Monday, 30 December 2013

Bourne Again...

I've been enjoying a little staycation for this 'week between' Christmas and the start of the New Year. It's been a week of pottering about at Gidday HQ: literary lie-ins (aka indulgent reading in bed until somewhere around 10am), comfy couch sessions and bouts of cleaning with a few dips into some local delights - a trip to The Phoenix Cinema to see Gone With The Wind (all 4 hours of it - at last) and a fab girly catch up over cocktails & lunch at Skylon  - in between.

After a couple of brisk, blue-sky days, the weather is wet and a bit dismal today so amid continued bursts of cleaning up, I'm aiming to tick a few more movies off the I-haven't-seen-it-yet list with Gentlemen Prefer Blondes already under my belt this morning.

Speaking of ticking things off my list, I want to tell you about my Boxing Day. You see, I went to Sadler's Wells to see Matthew Bourne's Swan Lake as a Christmas present to myself. Yes peeps, Happy Christmas to me.

I first saw Matthew Bourne's work in July last year. Play Without Words left me thrilled and awestruck and his take on Sleeping Beauty was clever and fun and brilliant. His Swan Lake, which premiered in 1995 with an all-male 'swan ensemble', has something of a reputation. So even though my previous experiences of Swan Lake had left me bored and wondering what the point was, I took my seat just before 2.30pm feeling quite excited.

The first familiar notes of Tchaikovsky's score swelled from the orchestra pit soon after, the curtain rose and I was riveted.  

It was theatrical and dramatic and witty, filled with light and shadow and the most extraordinary dancing I've ever seen. And for the first time I really felt the story. It was visceral - I could feel the fear and liberation in the prince, the reined-in majesty of his mother and the sycophantic expectation of his subjects. But most of all I felt the magnetism and menace of the swans. Their flapping fury, their drooping necks and piercing eyes, the muscular ebb and flow of sweeping, swooping limbs that were, it seemed, inseparable from the music.

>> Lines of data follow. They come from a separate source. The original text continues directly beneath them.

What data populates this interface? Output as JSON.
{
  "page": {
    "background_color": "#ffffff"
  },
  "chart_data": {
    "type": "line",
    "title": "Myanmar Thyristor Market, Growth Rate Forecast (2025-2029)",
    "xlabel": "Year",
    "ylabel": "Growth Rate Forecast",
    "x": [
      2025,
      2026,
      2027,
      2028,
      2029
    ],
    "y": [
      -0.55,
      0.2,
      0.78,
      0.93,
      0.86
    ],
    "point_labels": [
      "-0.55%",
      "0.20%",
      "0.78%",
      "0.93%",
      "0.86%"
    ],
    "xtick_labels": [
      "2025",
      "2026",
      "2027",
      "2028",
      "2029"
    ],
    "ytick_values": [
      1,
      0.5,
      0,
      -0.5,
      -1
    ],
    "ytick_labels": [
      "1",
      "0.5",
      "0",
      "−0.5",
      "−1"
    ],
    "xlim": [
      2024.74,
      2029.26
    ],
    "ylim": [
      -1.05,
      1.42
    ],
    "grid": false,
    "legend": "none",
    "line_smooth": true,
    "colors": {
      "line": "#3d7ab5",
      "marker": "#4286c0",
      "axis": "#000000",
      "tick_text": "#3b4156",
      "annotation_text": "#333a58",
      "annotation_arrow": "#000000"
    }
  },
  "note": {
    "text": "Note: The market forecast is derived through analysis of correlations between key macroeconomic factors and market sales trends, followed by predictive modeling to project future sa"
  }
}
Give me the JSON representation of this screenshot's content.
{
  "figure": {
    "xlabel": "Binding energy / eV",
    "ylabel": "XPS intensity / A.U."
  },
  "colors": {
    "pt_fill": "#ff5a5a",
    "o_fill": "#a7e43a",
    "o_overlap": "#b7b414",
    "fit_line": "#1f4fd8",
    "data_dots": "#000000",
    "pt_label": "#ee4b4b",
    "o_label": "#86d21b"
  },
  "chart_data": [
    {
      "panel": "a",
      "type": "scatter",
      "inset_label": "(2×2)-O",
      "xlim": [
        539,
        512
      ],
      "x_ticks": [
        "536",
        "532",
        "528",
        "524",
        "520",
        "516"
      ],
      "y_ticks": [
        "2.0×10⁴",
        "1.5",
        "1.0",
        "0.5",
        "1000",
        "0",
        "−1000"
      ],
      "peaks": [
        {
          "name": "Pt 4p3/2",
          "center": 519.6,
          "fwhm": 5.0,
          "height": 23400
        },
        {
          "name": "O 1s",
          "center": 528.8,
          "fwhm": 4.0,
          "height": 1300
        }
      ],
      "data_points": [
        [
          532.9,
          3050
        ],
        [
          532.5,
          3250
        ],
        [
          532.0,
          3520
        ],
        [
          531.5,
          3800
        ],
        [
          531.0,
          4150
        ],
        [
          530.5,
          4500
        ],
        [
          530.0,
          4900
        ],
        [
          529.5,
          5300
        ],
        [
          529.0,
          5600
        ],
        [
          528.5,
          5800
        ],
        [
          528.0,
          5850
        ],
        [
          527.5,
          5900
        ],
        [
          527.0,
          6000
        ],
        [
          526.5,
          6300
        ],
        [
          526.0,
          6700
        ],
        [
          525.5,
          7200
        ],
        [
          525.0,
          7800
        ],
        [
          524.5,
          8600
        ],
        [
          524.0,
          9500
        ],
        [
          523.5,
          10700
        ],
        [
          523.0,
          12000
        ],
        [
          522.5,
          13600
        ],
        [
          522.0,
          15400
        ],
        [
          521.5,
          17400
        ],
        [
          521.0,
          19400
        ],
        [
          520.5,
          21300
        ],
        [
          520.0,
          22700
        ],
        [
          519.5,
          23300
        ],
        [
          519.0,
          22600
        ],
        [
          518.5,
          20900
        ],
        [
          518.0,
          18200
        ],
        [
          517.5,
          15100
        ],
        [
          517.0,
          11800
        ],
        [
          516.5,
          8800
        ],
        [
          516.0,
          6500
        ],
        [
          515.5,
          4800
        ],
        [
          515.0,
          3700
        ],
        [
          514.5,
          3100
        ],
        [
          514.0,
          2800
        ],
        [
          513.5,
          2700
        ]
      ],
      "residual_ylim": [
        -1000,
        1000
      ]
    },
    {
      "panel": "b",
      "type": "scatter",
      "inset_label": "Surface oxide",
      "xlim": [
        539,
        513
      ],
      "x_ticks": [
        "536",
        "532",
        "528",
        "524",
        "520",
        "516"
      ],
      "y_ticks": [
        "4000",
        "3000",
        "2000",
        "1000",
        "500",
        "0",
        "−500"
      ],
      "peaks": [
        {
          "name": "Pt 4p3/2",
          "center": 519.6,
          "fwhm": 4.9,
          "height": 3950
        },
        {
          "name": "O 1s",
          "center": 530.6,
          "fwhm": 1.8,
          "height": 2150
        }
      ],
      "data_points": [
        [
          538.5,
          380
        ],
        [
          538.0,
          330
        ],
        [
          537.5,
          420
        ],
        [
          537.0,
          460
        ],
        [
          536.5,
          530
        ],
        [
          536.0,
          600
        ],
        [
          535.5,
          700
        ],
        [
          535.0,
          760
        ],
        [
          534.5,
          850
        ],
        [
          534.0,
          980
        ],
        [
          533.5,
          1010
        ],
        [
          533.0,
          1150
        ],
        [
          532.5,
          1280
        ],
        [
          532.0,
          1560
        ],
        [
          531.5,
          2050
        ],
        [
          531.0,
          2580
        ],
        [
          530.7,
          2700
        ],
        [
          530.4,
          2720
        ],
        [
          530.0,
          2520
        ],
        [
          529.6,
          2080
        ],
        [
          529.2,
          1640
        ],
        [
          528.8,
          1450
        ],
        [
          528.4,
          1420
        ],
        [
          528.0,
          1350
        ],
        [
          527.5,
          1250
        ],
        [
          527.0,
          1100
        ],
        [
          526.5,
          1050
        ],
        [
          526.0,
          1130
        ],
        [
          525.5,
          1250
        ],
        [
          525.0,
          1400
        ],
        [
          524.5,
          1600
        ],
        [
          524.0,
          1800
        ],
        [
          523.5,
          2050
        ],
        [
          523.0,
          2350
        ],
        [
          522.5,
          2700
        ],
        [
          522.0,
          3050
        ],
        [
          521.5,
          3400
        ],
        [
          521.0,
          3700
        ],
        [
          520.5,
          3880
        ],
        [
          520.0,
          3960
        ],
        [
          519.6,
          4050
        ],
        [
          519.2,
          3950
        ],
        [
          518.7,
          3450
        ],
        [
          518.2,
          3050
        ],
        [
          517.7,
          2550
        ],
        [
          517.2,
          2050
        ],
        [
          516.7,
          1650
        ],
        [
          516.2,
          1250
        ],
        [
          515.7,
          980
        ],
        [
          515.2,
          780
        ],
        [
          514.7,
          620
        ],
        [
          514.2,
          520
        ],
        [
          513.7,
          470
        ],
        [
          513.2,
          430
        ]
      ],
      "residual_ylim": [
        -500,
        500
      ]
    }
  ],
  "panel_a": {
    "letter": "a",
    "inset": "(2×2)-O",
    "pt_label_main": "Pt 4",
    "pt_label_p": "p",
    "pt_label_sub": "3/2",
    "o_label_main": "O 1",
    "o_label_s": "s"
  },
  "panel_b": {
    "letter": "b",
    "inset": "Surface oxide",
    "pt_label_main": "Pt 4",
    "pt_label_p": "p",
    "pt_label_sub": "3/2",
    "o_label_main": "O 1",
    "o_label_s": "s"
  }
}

Source: www.sadlerswells.com
Source: www.sadlerswells.com
www.sadlerswells.com
Source: www.new-adventures.net
Source: www.sadlerswells.com
Source: www.new-adventures.net
It was an amazing show and for me, it was if Tchaikovsky's powerful score had finally met its match in the powerful movement on the stage. I felt incredibly emotional and as the cast took their final curtain call, I was on my feet applauding furiously. 

Thinking back, I can still feel the moment that the final note evaporated into the air and the curtain fell. The slight prickling of my skin, the full feeling welling in my chest and the profound sense of being touched by something extraordinary.